Effect of reduced genomic representation on using runs of homozygosity for inbreeding characterization.

Genomic measures of inbreeding based on Identical-by-Descent (IBD) segments are increasingly used to measure inbreeding and mostly estimated on SNP arrays and whole-genome-sequencing (WGS) data. However, some softwares recurrently used for their estimation assume that genomic positions which have not been genotyped are non-variant. This might be true for WGS data, but not for reduced genomic representations and can lead to spurious IBD segments estimation.

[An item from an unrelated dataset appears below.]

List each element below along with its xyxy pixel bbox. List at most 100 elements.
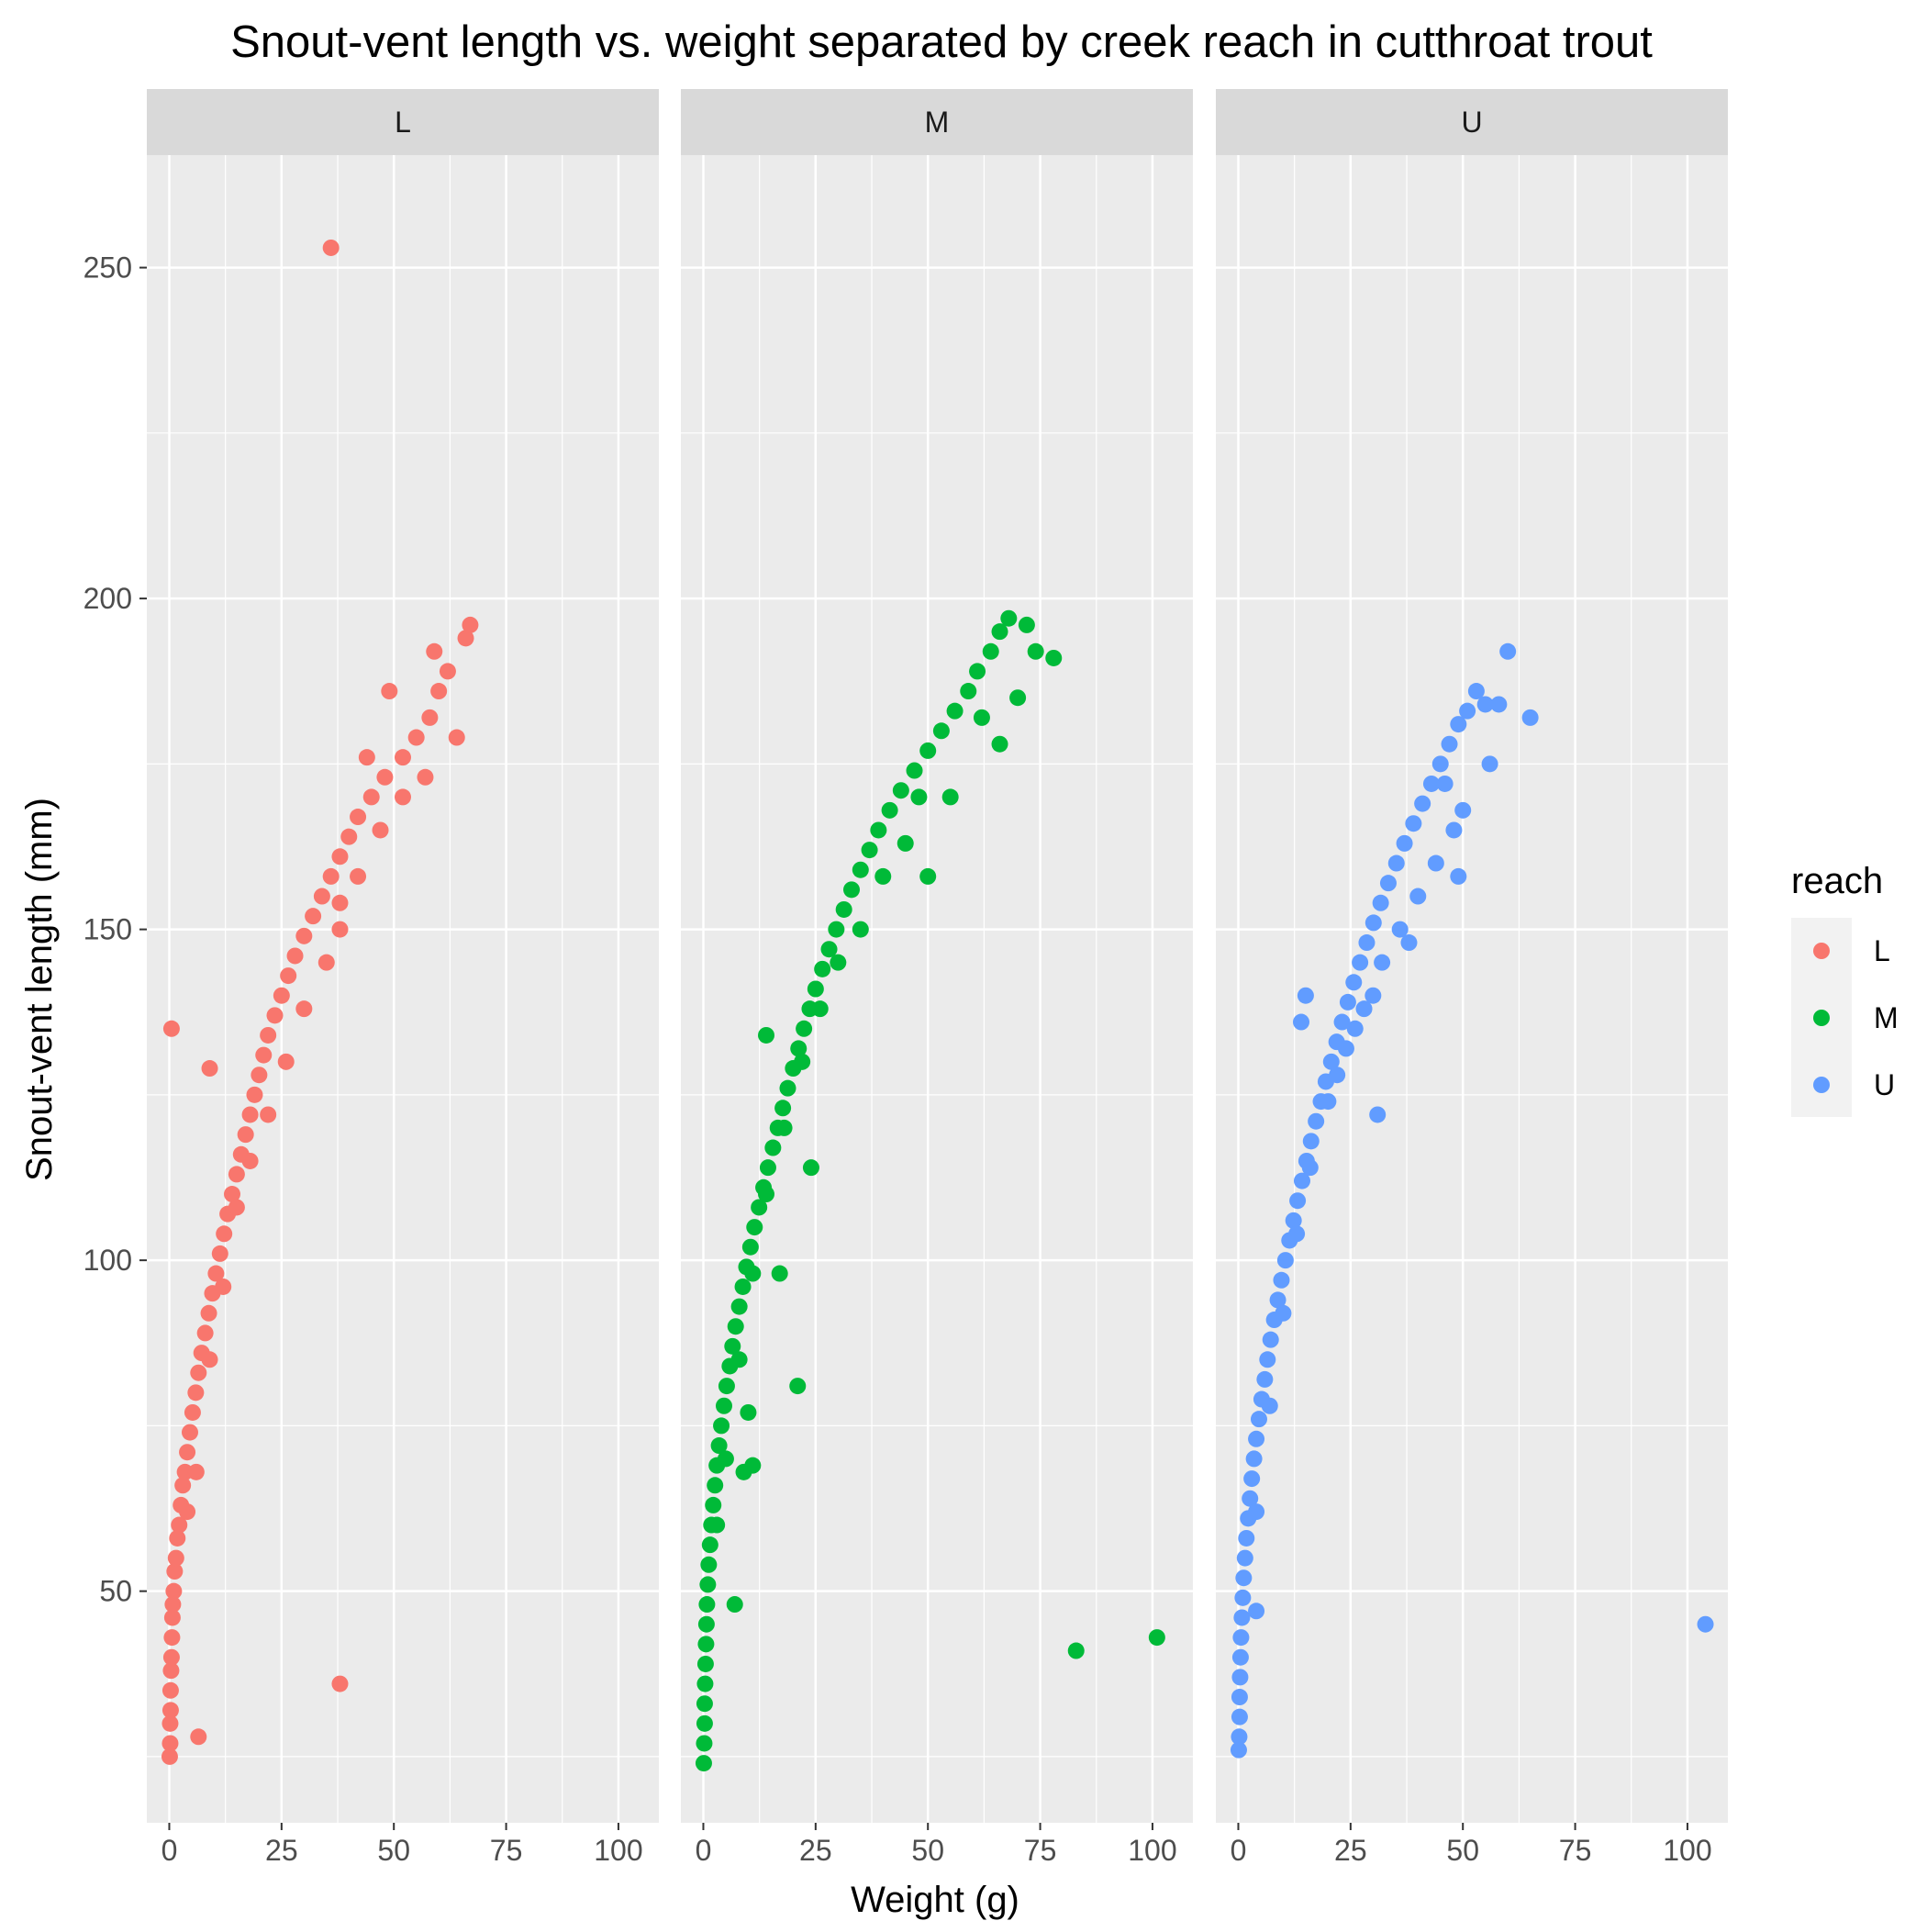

In this project, we simulated the outputs of WGS, two SNP arrays of different sizes and RAD-sequencing for three populations with different sizes and histories. We compare the results of IBD segments estimation with two softwares: runs of homozygosity (ROHs) estimated with PLINK and Homozygous-by-descent (HBD) segments estimated with RZooRoH. We demonstrate that to obtain meaningful estimates of inbreeding, RZooRoH requires a SNPs density eleven times smaller compared to PLINK: ranks of inbreeding coefficients were conserved among individuals above 22 SNPs/Mb for PLINK and 2 SNPs/Mb for RZooRoH. We also show that in populations with simple demographic histories, ROHs and HBD segments distributions are correctly estimated with both SNP arrays and WGS. PLINK correctly estimated ROHs distributions with SNP densities above 22 SNPs/Mb while RZooRoH correctly estimated HBD segments distribution with SNPs densities above 11 SNPs/Mb. However, in a population with a more complex demographic history, RZooRoH resulted in better IBD segments distributions estimation compared to PLINK even with WGS data. Consequently, we advise researchers to use either methods relying on excess homozygosity averaged across SNPs or model-based HBD segments calling methods for inbreeding estimations.